Die Kryptowährungsbörse BitMEX und ihre Führungskräfte wurden beschuldigt, in illegale Aktivitäten verwickelt zu sein, darunter Erpressung, Geldwäsche und andere Finanzverbrechen.
BitMEX , eine der größten Kryptoderivate-Plattformen weltweit, wurde beschuldigt, „absichtlich so konzipiert“ worden zu sein, dass sie eine Vielzahl illegaler Aktivitäten ermöglicht.

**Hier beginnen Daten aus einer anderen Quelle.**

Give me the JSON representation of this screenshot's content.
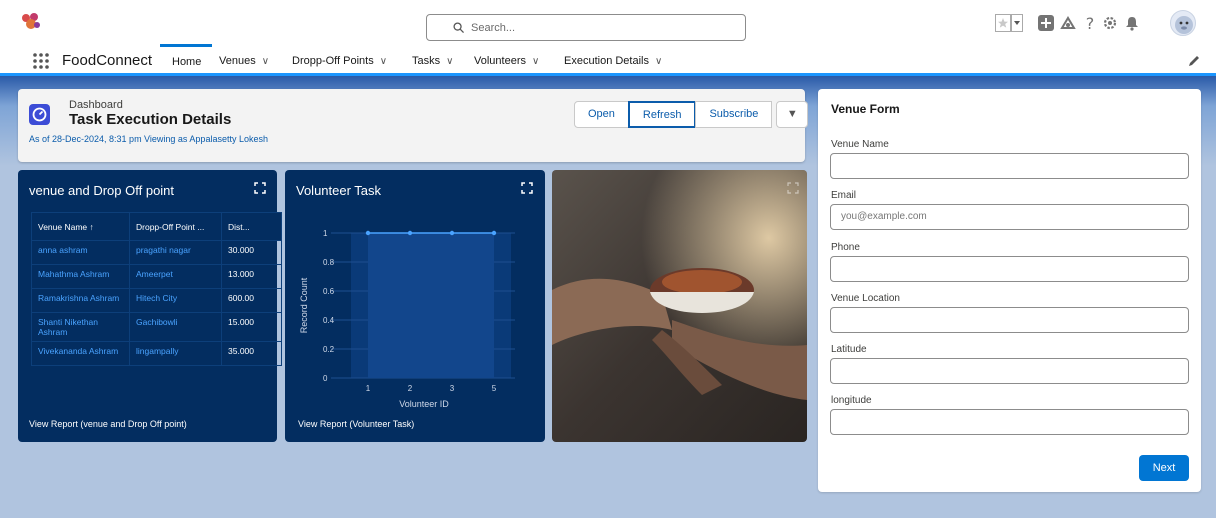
{
  "header": {
    "search_placeholder": "Search...",
    "icons": [
      "favorites-star-icon",
      "favorites-dropdown-icon",
      "add-icon",
      "trailhead-icon",
      "help-icon",
      "setup-gear-icon",
      "notifications-bell-icon",
      "user-avatar"
    ]
  },
  "nav": {
    "app_name": "FoodConnect",
    "items": [
      {
        "label": "Home"
      },
      {
        "label": "Venues"
      },
      {
        "label": "Dropp-Off Points"
      },
      {
        "label": "Tasks"
      },
      {
        "label": "Volunteers"
      },
      {
        "label": "Execution Details"
      }
    ]
  },
  "dashboard": {
    "type_label": "Dashboard",
    "title": "Task Execution Details",
    "meta": "As of 28-Dec-2024, 8:31 pm Viewing as Appalasetty Lokesh",
    "buttons": {
      "open": "Open",
      "refresh": "Refresh",
      "subscribe": "Subscribe",
      "dropdown": "▼"
    }
  },
  "venue_widget": {
    "title": "venue and Drop Off point",
    "columns": [
      "Venue Name ↑",
      "Dropp-Off Point ...",
      "Dist..."
    ],
    "rows": [
      {
        "venue": "anna ashram",
        "drop": "pragathi nagar",
        "dist": "30.000"
      },
      {
        "venue": "Mahathma Ashram",
        "drop": "Ameerpet",
        "dist": "13.000"
      },
      {
        "venue": "Ramakrishna Ashram",
        "drop": "Hitech City",
        "dist": "600.00"
      },
      {
        "venue": "Shanti Nikethan Ashram",
        "drop": "Gachibowli",
        "dist": "15.000"
      },
      {
        "venue": "Vivekananda Ashram",
        "drop": "lingampally",
        "dist": "35.000"
      }
    ],
    "footer": "View Report (venue and Drop Off point)"
  },
  "volunteer_widget": {
    "title": "Volunteer Task",
    "footer": "View Report (Volunteer Task)"
  },
  "chart_data": {
    "type": "area",
    "categories": [
      "1",
      "2",
      "3",
      "5"
    ],
    "values": [
      1,
      1,
      1,
      1
    ],
    "xlabel": "Volunteer ID",
    "ylabel": "Record Count",
    "ylim": [
      0,
      1
    ],
    "yticks": [
      "0",
      "0.2",
      "0.4",
      "0.6",
      "0.8",
      "1"
    ],
    "grid": true,
    "color": "#4aa3ff"
  },
  "form": {
    "title": "Venue Form",
    "fields": [
      {
        "label": "Venue Name",
        "placeholder": ""
      },
      {
        "label": "Email",
        "placeholder": "you@example.com"
      },
      {
        "label": "Phone",
        "placeholder": ""
      },
      {
        "label": "Venue Location",
        "placeholder": ""
      },
      {
        "label": "Latitude",
        "placeholder": ""
      },
      {
        "label": "longitude",
        "placeholder": ""
      }
    ],
    "next_label": "Next"
  },
  "colors": {
    "brand_blue": "#0176d3",
    "widget_dark": "#032d60",
    "link_blue": "#0b5cab"
  }
}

BitMEX sieht sich einer Klage wegen Geldwäsche gegenüber
Die Klage wurde am 16. Mai von BMA LLC beim United States District Court for the Northern District of California eingereicht . Die Klägerin wirft der Muttergesellschaft der Börse, HDR Global Trading, und ihren Topmanagern, darunter Arthur Hayes, Ben Delo und Samuel Reed, eine Vielzahl von Straftaten vor.
Die Klägerin wirft den Beklagten organisierte Kriminalität, Geldwäsche, Betrug und den Betrieb eines nicht lizenzierten Geldtransfergeschäfts vor. In der Klage wird behauptet, die Beklagten hätten neben diesen illegalen Aktivitäten auch eine Vielzahl weiterer Straftaten begangen, deren Ausmaß angeblich erschreckend sei.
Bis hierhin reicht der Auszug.